I think it should be a company's policy to do a hardening check and/or a penetration test for each and every new infrastructure component that is to be placed into production. A hardening check is an active analysis of the system for vulnerabilities resulting from bad system configuration and operational weaknesses in process or technical countermeasures. In practice a hardening check consists of checking if various services or daemons are switched off, IPSec is used, no default login accounts are used, a firewall is used; all patches are applied, etc. This is a check on the "inside" of an infrastructure component. This check can be done using a checklist of things that need to be configured on a system, based on the identified risk.
A penetration test checks the outside of the infrastructure component. Which TCP/UDP ports are open, can the system be overloaded, is the system vulnerable to SQL-injection or cross-site scripting, etc. A penetration test (also known as pentest) is a method of evaluating the security of a system by simulating an attack from a malicious source.
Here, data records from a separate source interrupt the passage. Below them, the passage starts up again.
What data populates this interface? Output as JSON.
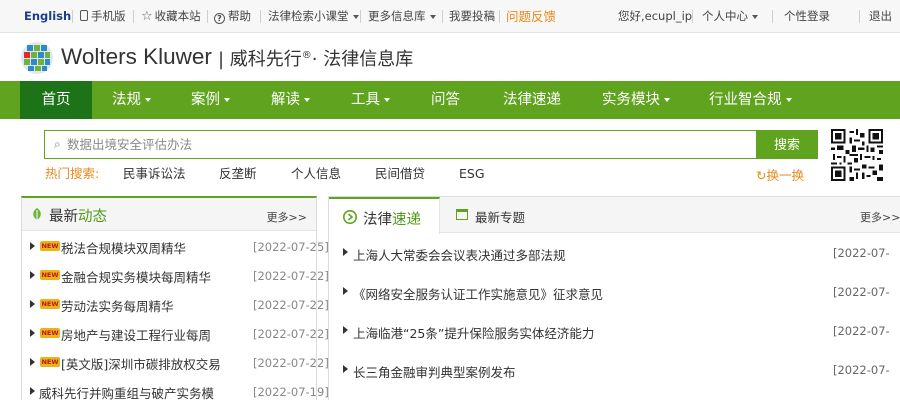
{
  "topbar": {
    "english": "English",
    "mobile": "手机版",
    "favorite": "收藏本站",
    "help": "帮助",
    "law_class": "法律检索小课堂",
    "more_info": "更多信息库",
    "submit": "我要投稿",
    "feedback": "问题反馈",
    "greeting": "您好,ecupl_ip",
    "personal_center": "个人中心",
    "personal_login": "个性登录",
    "logout": "退出"
  },
  "brand": {
    "name": "Wolters Kluwer",
    "sub_name": "威科先行",
    "registered": "®",
    "sub_suffix": "· 法律信息库",
    "colors": {
      "green": "#5fa31e",
      "dark_green": "#1d7318",
      "orange": "#e8891a"
    }
  },
  "nav": {
    "items": [
      {
        "label": "首页",
        "dropdown": false,
        "active": true
      },
      {
        "label": "法规",
        "dropdown": true
      },
      {
        "label": "案例",
        "dropdown": true
      },
      {
        "label": "解读",
        "dropdown": true
      },
      {
        "label": "工具",
        "dropdown": true
      },
      {
        "label": "问答",
        "dropdown": false
      },
      {
        "label": "法律速递",
        "dropdown": false
      },
      {
        "label": "实务模块",
        "dropdown": true
      },
      {
        "label": "行业智合规",
        "dropdown": true
      }
    ]
  },
  "search": {
    "placeholder": "数据出境安全评估办法",
    "button": "搜索",
    "hot_label": "热门搜索:",
    "hot_terms": [
      "民事诉讼法",
      "反垄断",
      "个人信息",
      "民间借贷",
      "ESG"
    ],
    "refresh": "换一换"
  },
  "left_panel": {
    "title_prefix": "最新",
    "title_highlight": "动态",
    "more": "更多>>",
    "badge": "NEW",
    "items": [
      {
        "title": "税法合规模块双周精华",
        "date": "[2022-07-25]",
        "new": true
      },
      {
        "title": "金融合规实务模块每周精华",
        "date": "[2022-07-22]",
        "new": true
      },
      {
        "title": "劳动法实务每周精华",
        "date": "[2022-07-22]",
        "new": true
      },
      {
        "title": "房地产与建设工程行业每周",
        "date": "[2022-07-22]",
        "new": true
      },
      {
        "title": "[英文版]深圳市碳排放权交易",
        "date": "[2022-07-22]",
        "new": true
      },
      {
        "title": "威科先行并购重组与破产实务模",
        "date": "[2022-07-19]",
        "new": false
      }
    ]
  },
  "right_panel": {
    "tab1_prefix": "法律",
    "tab1_highlight": "速递",
    "tab2": "最新专题",
    "more": "更多>>",
    "items": [
      {
        "title": "上海人大常委会会议表决通过多部法规",
        "date": "[2022-07-"
      },
      {
        "title": "《网络安全服务认证工作实施意见》征求意见",
        "date": "[2022-07-"
      },
      {
        "title": "上海临港“25条”提升保险服务实体经济能力",
        "date": "[2022-07-"
      },
      {
        "title": "长三角金融审判典型案例发布",
        "date": "[2022-07-"
      }
    ]
  }
}
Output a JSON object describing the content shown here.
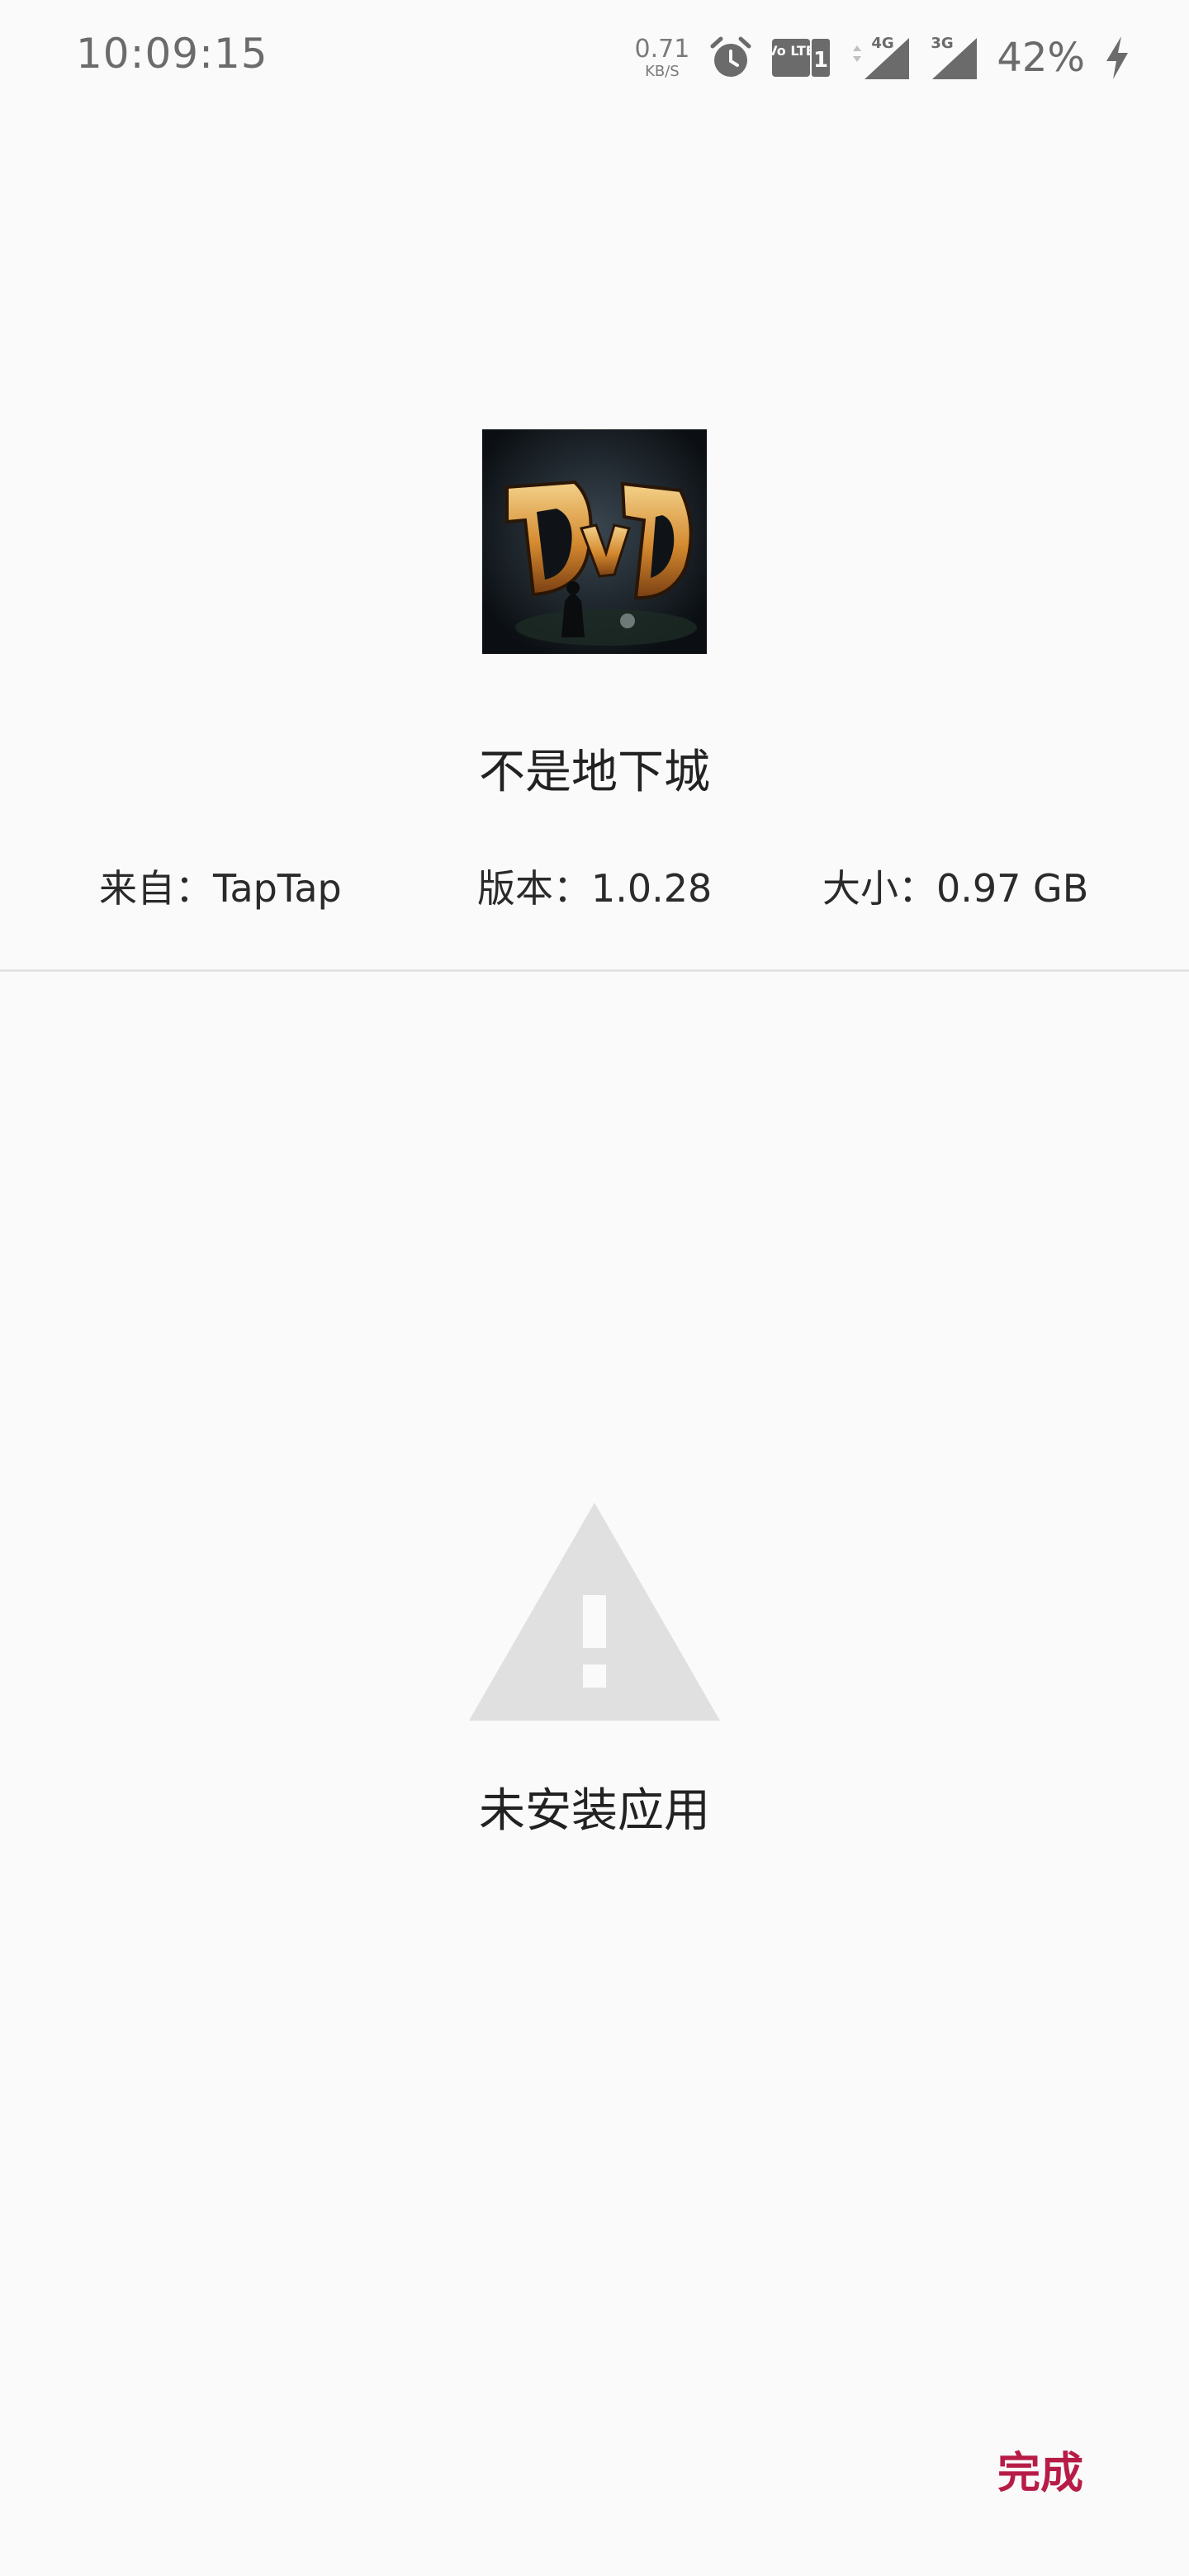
{
  "status_bar": {
    "time": "10:09:15",
    "net_speed_value": "0.71",
    "net_speed_unit": "KB/S",
    "lte_label": "Vo LTE",
    "lte_slot": "1",
    "signal_1_label": "4G",
    "signal_2_label": "3G",
    "battery_percent": "42%",
    "icons": [
      "alarm-icon",
      "volte-icon",
      "signal-4g-icon",
      "signal-3g-icon",
      "charging-icon"
    ]
  },
  "app": {
    "icon_name": "game-logo-icon",
    "name": "不是地下城",
    "source": "来自：TapTap",
    "version": "版本：1.0.28",
    "size": "大小：0.97 GB"
  },
  "result": {
    "icon_name": "warning-icon",
    "message": "未安装应用"
  },
  "actions": {
    "done_label": "完成"
  },
  "colors": {
    "background": "#fafafa",
    "accent": "#b71c47",
    "warning_icon": "#e0e0e0",
    "divider": "#e4e4e4"
  }
}
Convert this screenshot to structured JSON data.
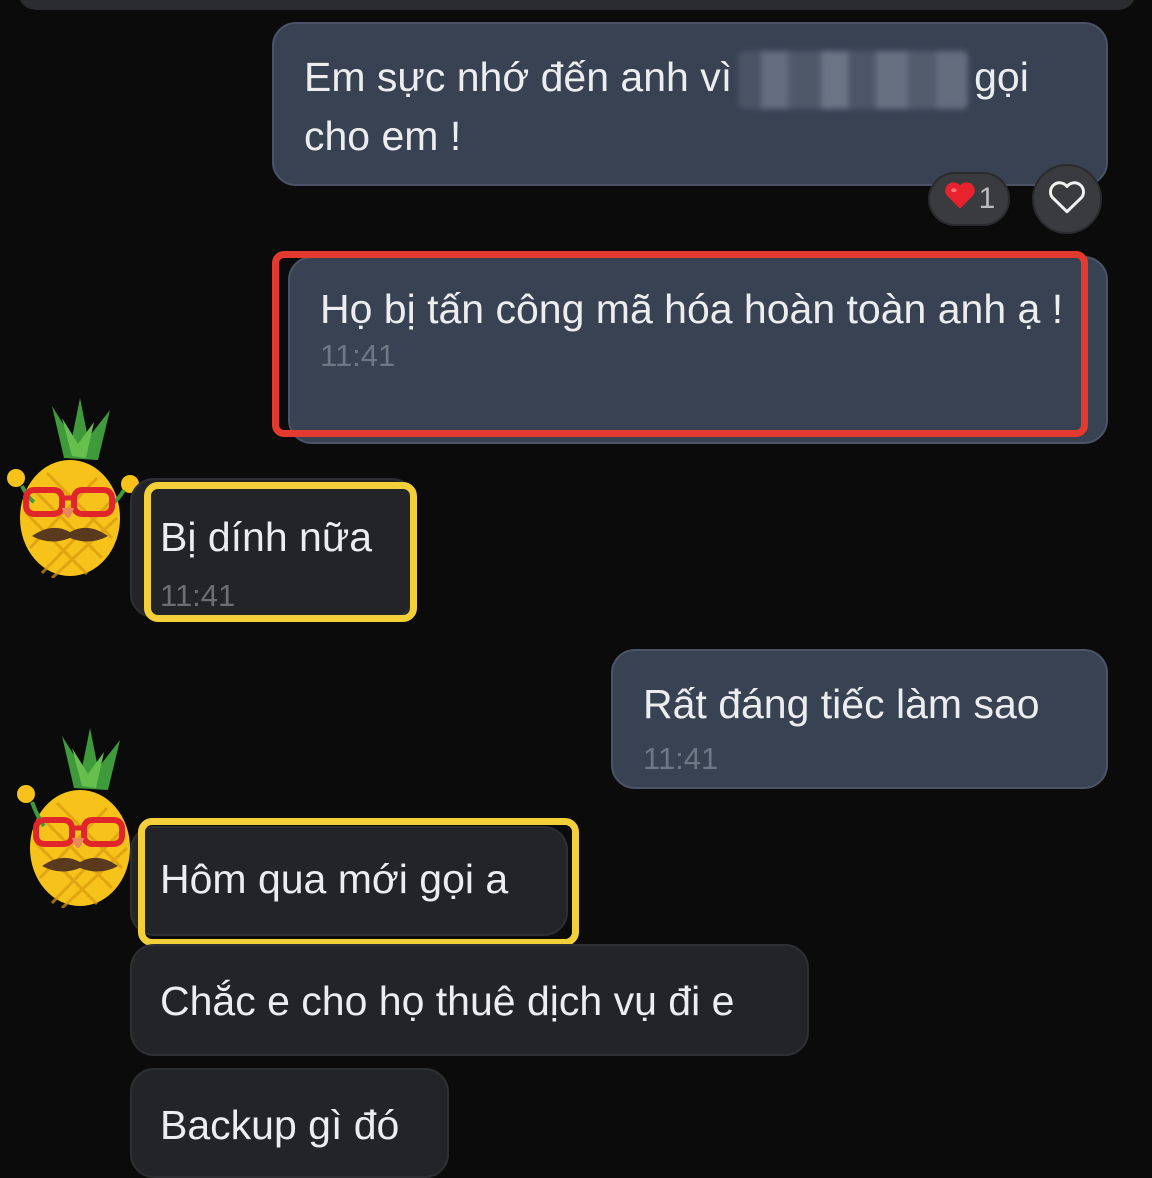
{
  "messages": [
    {
      "id": "m1",
      "direction": "outgoing",
      "text_before": "Em sực nhớ đến anh vì",
      "text_redacted": true,
      "text_after": "gọi cho em !",
      "reaction": {
        "emoji": "heart",
        "count": "1"
      }
    },
    {
      "id": "m2",
      "direction": "outgoing",
      "text": "Họ bị tấn công mã hóa hoàn toàn anh ạ !",
      "time": "11:41",
      "highlight": "#e23a2e"
    },
    {
      "id": "m3",
      "direction": "incoming",
      "text": "Bị dính nữa",
      "time": "11:41",
      "highlight": "#f3cf3a"
    },
    {
      "id": "m4",
      "direction": "outgoing",
      "text": "Rất đáng tiếc làm sao",
      "time": "11:41"
    },
    {
      "id": "m5",
      "direction": "incoming",
      "text": "Hôm qua mới gọi a",
      "highlight": "#f3cf3a"
    },
    {
      "id": "m6",
      "direction": "incoming",
      "text": "Chắc e cho họ thuê dịch vụ đi e"
    },
    {
      "id": "m7",
      "direction": "incoming",
      "text": "Backup gì đó"
    }
  ],
  "colors": {
    "background": "#0b0b0c",
    "outgoing_bubble": "#384253",
    "incoming_bubble": "#232427",
    "red_highlight": "#e23a2e",
    "yellow_highlight": "#f3cf3a"
  },
  "icons": {
    "avatar": "pineapple-avatar-icon",
    "reaction": "heart-icon",
    "like": "heart-outline-icon"
  }
}
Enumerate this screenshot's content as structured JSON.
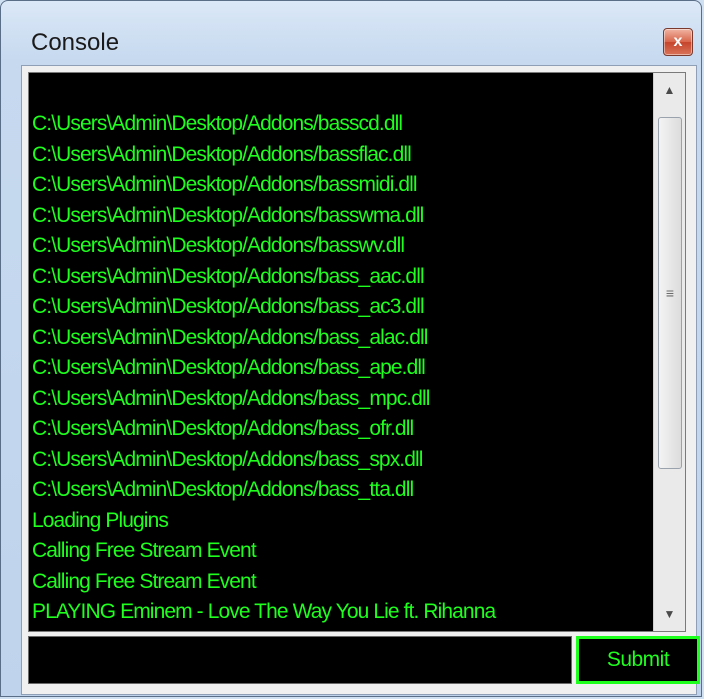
{
  "window": {
    "title": "Console",
    "close_glyph": "x"
  },
  "console": {
    "text_color": "#1eff1e",
    "background": "#000000",
    "lines": [
      "C:\\Users\\Admin\\Desktop/Addons/basscd.dll",
      "C:\\Users\\Admin\\Desktop/Addons/bassflac.dll",
      "C:\\Users\\Admin\\Desktop/Addons/bassmidi.dll",
      "C:\\Users\\Admin\\Desktop/Addons/basswma.dll",
      "C:\\Users\\Admin\\Desktop/Addons/basswv.dll",
      "C:\\Users\\Admin\\Desktop/Addons/bass_aac.dll",
      "C:\\Users\\Admin\\Desktop/Addons/bass_ac3.dll",
      "C:\\Users\\Admin\\Desktop/Addons/bass_alac.dll",
      "C:\\Users\\Admin\\Desktop/Addons/bass_ape.dll",
      "C:\\Users\\Admin\\Desktop/Addons/bass_mpc.dll",
      "C:\\Users\\Admin\\Desktop/Addons/bass_ofr.dll",
      "C:\\Users\\Admin\\Desktop/Addons/bass_spx.dll",
      "C:\\Users\\Admin\\Desktop/Addons/bass_tta.dll",
      "Loading Plugins",
      "Calling Free Stream Event",
      "Calling Free Stream Event",
      "PLAYING Eminem - Love The Way You Lie ft. Rihanna"
    ]
  },
  "scrollbar": {
    "up_icon": "▲",
    "down_icon": "▼",
    "grip_icon": "≡"
  },
  "command": {
    "value": "",
    "placeholder": "",
    "submit_label": "Submit"
  }
}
The intent of a penetration test is to determine the feasibility of an attack and the amount of business impact of a successful exploit, if discovered.
Usually ethical hackers are hired by the company to perform pentests. At the start of the pentest the scope of the pentest must be made very clear. The potential impact on the organization must be clear and the hacker must have official clearance to perform the hack test from the highest level management of the organization (on paper!). Pentesters use a myriad of tools and much experience. Most of the used tools are available from the Internet usually in the form of open source software. Pentests can be performed from the internal network or from the Internet. Often used techniques include:
- War dialing (dialing all phone numbers in the range of the company to see if a modem answers and then try to hack the modem connection)
- Password cracking (brute force or intelligent guessing)
- Sniffing the IP network for information Using sources of information on the internet (phone numbers, used equipment, usernames) or intranet (IP addresses)
- Use of a password used on Gmail as well as on the corporate network
- Open or badly secured wifi access points (which can be hacked from the parking lot – the hacker does not even have to enter the building)
These tests should not be done by the company’s system administrators, but by security professionals, preferably from an external company. The results should be documented in a report with non-compliances and tips to resolve them. Systems should only be allowed in production after a hardening check and pentest. If changes are made to the infrastructure, these tests must be repeated. I think too few companies implement this strategy today.
It takes time, slows down implementations, and costs money. I know. But systems usually will be in production for many years. Making sure the system has a secure start is the least one can do.